Selvin Christopher is an Indian scientist who served as chairman of the Defence Research and Development Organisation (DRDO). Formerly he was director of the Centre for Airborne Systems. He is also the author of various research publications, currently working as professor in Department of Electrical Sciences in IIT Madras.

==Career==
Christopher is credited to have directed the manufacturing of India's first indigenous AEW&C system. He received various distinguished awards including the Best Defence Research and Development Organisation - Outstanding Scientist for 2012. He was appointed as chairman of the DRDO on 29 May 2015 for a two-year term. He further got extension of 1 year.

Christopher obtained his BE (Hons) in electronics & communication engineering from University of Madras and MTech in microwaves and radar engineering from IIT Kharagpur.
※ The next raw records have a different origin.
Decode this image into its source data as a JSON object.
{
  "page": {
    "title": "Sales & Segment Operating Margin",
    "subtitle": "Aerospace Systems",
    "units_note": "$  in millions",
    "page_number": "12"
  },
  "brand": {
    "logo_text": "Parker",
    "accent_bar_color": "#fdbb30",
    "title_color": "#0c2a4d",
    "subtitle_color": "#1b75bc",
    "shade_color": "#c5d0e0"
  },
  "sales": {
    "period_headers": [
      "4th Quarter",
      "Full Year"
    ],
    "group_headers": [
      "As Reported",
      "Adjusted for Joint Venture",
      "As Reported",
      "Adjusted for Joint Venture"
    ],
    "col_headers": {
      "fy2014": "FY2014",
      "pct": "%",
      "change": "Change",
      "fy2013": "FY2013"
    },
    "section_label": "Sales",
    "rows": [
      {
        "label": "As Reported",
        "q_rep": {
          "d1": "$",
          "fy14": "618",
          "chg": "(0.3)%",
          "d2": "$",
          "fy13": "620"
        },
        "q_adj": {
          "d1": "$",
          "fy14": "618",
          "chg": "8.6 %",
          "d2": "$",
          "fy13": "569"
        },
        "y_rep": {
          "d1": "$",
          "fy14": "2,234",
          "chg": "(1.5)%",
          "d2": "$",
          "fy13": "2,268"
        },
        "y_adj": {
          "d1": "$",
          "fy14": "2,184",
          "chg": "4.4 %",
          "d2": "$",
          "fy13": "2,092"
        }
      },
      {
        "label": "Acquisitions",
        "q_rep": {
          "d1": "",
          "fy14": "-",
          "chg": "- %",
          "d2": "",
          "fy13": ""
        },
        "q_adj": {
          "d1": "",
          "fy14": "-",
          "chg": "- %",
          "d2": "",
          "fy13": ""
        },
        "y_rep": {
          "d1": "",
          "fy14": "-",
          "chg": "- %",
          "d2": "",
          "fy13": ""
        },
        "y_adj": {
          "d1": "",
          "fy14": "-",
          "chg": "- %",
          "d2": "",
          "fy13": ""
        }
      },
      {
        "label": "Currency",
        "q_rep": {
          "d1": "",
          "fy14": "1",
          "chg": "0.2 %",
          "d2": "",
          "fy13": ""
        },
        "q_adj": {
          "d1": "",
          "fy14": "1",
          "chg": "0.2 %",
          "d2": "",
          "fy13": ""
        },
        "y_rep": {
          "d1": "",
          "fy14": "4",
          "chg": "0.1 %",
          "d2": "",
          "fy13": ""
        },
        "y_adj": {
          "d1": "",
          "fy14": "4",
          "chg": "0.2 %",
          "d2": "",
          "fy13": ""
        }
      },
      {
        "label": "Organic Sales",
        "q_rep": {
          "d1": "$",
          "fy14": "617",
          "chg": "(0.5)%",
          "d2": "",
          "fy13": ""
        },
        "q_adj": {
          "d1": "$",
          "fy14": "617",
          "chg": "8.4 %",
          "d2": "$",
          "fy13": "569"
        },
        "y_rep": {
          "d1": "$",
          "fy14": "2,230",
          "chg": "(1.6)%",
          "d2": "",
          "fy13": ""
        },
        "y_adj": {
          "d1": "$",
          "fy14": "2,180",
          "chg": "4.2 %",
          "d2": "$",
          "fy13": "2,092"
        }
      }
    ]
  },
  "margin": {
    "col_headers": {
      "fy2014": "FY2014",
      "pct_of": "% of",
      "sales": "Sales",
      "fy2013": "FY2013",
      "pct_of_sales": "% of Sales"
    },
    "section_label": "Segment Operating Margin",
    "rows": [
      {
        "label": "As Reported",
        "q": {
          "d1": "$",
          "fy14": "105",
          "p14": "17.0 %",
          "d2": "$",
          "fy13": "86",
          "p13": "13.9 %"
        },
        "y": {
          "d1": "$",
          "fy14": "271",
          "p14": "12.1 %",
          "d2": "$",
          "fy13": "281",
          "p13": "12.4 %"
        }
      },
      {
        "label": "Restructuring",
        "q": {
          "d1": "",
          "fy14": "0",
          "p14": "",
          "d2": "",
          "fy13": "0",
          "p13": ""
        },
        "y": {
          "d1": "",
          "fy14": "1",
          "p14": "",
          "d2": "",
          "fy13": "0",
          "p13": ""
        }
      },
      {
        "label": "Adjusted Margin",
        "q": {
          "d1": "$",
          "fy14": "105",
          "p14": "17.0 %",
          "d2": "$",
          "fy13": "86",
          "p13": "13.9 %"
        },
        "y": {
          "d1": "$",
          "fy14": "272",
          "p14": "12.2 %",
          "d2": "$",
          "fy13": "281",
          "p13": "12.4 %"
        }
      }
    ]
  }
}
He joined IIT Madras, as project associate in 1980, and carried out research in microwave antenna design and near-field measurement techniques. He then obtained PhD in antennae and measurement techniques from IIT Madras. Christopher is the driving force behind the induction of the Indian AEWC system.

== In popular culture ==
The character of the DRDO Chairman Brian D'Sousa played by Ivan Sylvester Rodrigues in the 2019 movie Uri: The Surgical Strike is based on S. Christopher.